Paleontology is often the study of bones and teeth and comparing bones and teeth. Except for instances in which ancient DNA has been extracted and compared, most of these studies will miss very important parts of an organism’s natural history. Because of recombination, DNA studies can also be flawed, but they are a much more complete record of an organism’s evolution than we might get from measuring bones.

And we know now that canids are particularly prone to parallel evolution. The golden jackal species as classically defined has had to be split into two. African golden jackals are much more closely related to Eurasian wolves, while Eurasian golden jackals are much more distinct lineage. Their similarities are the result of parallel evolution, which was also at work in producing the jackal-like coyote out of the wolf lineage.

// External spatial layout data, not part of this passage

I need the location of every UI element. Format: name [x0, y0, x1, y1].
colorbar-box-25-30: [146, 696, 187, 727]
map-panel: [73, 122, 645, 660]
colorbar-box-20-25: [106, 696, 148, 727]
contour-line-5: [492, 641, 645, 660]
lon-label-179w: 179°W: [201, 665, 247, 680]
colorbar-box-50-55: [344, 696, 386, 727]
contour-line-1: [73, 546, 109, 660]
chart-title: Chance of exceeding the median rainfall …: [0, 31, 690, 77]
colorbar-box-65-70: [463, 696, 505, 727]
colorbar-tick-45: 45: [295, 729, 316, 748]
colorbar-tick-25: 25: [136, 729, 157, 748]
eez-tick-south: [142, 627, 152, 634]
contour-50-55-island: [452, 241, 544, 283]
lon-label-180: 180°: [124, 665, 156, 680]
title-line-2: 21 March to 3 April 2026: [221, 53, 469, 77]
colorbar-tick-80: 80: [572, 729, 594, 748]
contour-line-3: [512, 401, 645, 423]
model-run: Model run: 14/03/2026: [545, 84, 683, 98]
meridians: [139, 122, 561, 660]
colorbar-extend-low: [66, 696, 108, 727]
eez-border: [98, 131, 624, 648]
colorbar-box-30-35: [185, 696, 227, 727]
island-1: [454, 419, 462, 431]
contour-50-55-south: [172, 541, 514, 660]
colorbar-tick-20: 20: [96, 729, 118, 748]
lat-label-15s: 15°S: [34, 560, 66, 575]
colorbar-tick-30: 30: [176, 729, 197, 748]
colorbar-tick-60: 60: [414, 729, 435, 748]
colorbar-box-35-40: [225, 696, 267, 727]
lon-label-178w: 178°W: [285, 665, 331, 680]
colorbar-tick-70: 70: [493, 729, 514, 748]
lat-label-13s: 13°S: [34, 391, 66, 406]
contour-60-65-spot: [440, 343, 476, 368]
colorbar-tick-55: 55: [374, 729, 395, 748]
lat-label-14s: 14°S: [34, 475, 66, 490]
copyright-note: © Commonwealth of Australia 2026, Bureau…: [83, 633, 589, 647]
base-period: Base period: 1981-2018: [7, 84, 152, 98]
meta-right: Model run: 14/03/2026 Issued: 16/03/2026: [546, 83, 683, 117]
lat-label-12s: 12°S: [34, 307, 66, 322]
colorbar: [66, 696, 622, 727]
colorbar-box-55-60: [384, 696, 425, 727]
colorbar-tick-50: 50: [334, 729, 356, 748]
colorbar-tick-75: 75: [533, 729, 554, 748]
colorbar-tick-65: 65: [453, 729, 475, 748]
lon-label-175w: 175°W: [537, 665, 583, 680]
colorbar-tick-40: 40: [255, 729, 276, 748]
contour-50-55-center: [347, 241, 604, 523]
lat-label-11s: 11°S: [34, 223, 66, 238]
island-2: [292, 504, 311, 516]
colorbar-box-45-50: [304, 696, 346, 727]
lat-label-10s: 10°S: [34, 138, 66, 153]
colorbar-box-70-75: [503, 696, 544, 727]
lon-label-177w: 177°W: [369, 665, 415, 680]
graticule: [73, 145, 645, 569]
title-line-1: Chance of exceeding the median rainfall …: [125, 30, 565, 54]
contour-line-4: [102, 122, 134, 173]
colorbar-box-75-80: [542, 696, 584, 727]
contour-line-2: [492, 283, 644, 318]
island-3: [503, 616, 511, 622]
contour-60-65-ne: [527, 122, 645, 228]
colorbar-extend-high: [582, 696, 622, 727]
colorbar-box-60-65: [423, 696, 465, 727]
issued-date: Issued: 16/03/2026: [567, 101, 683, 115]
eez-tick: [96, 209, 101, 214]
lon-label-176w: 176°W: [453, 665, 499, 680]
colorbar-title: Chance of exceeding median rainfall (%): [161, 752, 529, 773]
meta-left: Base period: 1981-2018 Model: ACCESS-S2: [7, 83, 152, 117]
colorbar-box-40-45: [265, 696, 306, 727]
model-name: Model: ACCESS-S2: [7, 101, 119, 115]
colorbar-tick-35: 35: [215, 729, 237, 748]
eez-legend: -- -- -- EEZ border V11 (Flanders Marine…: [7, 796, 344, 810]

Had their bones been found in some ancient layer of sediment, paleontologists using comparative morphology methods would have declared them all one species, an error that is likely been repeated thousands of times with any number of specimens from a variety of lineages.

I like paleontology, but every time I read a paper from that discipline, I wonder if this is the full story.

And pretty sure virtually every paleontologist does too.

If the full-genome comparisons are correct– and I have little reason to think they are wrong–then we are living in the reign of the little wolves. They press on deeper into Alaska and Canada. They push east until they hit every state. They pushed deep into Central America, now running the right at the edge of the Darien Gap. Once they cross that great swamp, they will arrive in Colombia and will be the first wild Canis species to cross into South America since the dire wolf.

It’s just a matter of time. They will make it.

And South America’s guild of unique canid species are in for some disruption.

I hope they can handle our little renegade, for the reign of the little wolf could also displace the fruit-eating wolf with a mane and the short-legged convergent dhole.

Those problems are a way off, but they are worth thinking about, as the coyote completes its conquest of one continent and reaches for another.